Described as a "soaring plane," it was meant originally to have elliptical dihedral in both the elliptical wing and tailplane; it turned out to have slight dihedral only in the outer wing panels, and neither surface was elliptical in plan, but trapezoidal. The square-sectioned fuselage sat low to the ground, a 50 hp Antoinette set transversely behind the pilot driving 2 Tatin pusher propellers between the tail-booms. The pilot sat well within the fuselage which was tapered at each end.
In his special crash-suit de la Vaulx tested his aeroplane at St Cyr in November 1907. On the 18th he is reported to have taken off after a 50-meter run downwind and stayed aloft for 70 m. In flight, the starboard wing failed: Tatin was known as a skilled clocksmith, not a carpenter: his structure was too weak, although evidently aerodynamically sound.
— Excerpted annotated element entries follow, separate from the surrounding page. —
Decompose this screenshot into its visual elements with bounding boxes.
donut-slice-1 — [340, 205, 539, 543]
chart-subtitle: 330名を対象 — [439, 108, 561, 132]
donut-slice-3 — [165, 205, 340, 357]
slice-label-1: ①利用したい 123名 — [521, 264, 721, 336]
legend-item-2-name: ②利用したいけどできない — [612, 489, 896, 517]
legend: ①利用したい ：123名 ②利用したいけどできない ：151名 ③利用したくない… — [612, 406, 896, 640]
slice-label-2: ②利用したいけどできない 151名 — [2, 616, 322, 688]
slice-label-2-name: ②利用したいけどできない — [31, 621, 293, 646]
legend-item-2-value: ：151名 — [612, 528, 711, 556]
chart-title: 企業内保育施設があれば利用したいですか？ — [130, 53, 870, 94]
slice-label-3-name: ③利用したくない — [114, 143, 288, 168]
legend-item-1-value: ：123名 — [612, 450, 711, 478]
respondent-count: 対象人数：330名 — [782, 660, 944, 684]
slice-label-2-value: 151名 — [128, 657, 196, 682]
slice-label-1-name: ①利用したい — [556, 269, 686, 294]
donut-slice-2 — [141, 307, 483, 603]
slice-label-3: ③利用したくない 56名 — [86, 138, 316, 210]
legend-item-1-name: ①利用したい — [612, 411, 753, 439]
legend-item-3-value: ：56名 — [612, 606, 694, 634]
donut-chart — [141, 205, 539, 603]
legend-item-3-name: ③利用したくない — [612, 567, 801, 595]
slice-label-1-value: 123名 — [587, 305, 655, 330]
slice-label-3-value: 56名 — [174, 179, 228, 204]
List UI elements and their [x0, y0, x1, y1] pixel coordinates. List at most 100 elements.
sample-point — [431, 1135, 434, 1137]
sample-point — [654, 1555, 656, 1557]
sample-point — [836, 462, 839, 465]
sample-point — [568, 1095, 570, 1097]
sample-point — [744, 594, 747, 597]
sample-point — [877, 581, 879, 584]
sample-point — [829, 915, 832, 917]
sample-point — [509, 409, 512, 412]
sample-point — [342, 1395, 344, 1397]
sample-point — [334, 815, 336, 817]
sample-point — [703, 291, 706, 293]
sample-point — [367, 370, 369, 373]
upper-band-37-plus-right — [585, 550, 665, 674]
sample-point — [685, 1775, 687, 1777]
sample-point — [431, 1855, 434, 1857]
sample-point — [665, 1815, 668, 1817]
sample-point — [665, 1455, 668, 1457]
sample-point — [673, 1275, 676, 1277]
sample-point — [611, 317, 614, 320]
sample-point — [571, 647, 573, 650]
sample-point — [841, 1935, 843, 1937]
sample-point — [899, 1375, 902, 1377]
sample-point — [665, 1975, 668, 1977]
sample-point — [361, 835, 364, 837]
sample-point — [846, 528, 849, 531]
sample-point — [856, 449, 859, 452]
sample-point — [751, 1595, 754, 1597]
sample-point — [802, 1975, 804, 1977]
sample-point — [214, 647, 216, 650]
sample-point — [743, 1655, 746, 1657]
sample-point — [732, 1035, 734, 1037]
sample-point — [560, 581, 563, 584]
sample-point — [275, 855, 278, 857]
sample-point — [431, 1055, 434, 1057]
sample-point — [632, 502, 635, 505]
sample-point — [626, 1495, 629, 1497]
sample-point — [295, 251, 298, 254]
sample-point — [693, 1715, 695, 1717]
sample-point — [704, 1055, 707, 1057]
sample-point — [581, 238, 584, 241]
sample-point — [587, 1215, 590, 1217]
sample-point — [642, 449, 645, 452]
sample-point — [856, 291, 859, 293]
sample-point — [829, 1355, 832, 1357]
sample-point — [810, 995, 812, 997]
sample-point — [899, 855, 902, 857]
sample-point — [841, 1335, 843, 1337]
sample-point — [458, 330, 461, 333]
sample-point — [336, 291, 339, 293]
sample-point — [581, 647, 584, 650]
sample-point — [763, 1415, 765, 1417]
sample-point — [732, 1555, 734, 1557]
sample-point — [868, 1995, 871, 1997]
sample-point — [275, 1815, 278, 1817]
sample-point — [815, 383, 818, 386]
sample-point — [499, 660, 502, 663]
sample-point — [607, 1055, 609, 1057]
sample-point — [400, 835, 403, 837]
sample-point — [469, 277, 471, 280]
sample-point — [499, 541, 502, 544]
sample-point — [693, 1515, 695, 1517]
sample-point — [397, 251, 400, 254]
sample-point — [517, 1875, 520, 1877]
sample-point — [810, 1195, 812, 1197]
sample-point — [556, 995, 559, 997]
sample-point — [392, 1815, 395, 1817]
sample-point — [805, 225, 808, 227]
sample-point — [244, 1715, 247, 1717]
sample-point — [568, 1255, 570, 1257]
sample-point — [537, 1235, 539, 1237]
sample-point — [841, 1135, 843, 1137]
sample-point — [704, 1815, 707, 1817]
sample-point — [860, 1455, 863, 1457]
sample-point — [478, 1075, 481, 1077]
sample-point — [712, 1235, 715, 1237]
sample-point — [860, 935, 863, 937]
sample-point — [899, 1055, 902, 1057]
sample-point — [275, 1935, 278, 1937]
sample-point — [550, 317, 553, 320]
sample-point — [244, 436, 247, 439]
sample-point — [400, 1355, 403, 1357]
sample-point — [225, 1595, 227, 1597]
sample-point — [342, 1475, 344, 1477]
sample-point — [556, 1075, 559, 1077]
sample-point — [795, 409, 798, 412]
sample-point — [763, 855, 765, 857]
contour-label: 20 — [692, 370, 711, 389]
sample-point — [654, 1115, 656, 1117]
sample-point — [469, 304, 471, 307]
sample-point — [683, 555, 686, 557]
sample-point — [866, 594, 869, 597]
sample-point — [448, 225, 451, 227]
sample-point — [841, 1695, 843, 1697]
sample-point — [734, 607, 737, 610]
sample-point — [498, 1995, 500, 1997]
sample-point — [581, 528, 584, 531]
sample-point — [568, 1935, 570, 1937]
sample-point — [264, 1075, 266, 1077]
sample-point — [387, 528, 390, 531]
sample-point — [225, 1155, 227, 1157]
(Span: 15 m; fuselage length: 6.75 m; overall length: 13.25 m; wing area: 60.4 sqm; gross weight: c 400 kg; 50 hp Antoinette)
A.Andrews. The Flying Machine: Its Evolution through the Ages (Putnam)
If Alphonse Penaud, 1850-1880, was a shooting star, his compatriot Victor Tatin, 1843-1913, was a stayer whose career spanned every phase of man’s final soaring into flight yet could not notch one clear triumph. He was making rubber-driven ornithopters when Penaud was producing his grand design of the amphibious monoplane. By 1879 he had produced a famous model monoplane, though not so graceful or influential as Penaud’s first success, which worked by compressed air. Between 1890 and 1897 he successfully tested a large twin (tandem)-screw monoplane driven by steam. In the next decade he became a Grand Old Man and cheer leader for the French aeroplane constructors in their rivalry with the Wrights. He sponsored an unsuccessful monoplane, the Tatin-De-La-Vaulx, in 1907, and a striking streamlined aircraft, the Tatin-Paulhan Aero-Torpille, in 1911. Victor Tatin, very typical of the keen engineer who never bothered to abandon machinery for a sabbatical year and study actual flight, maintained an enthusiasm for 40 years yet never once saw any of his full-size machines achieve more than a hop before crashing.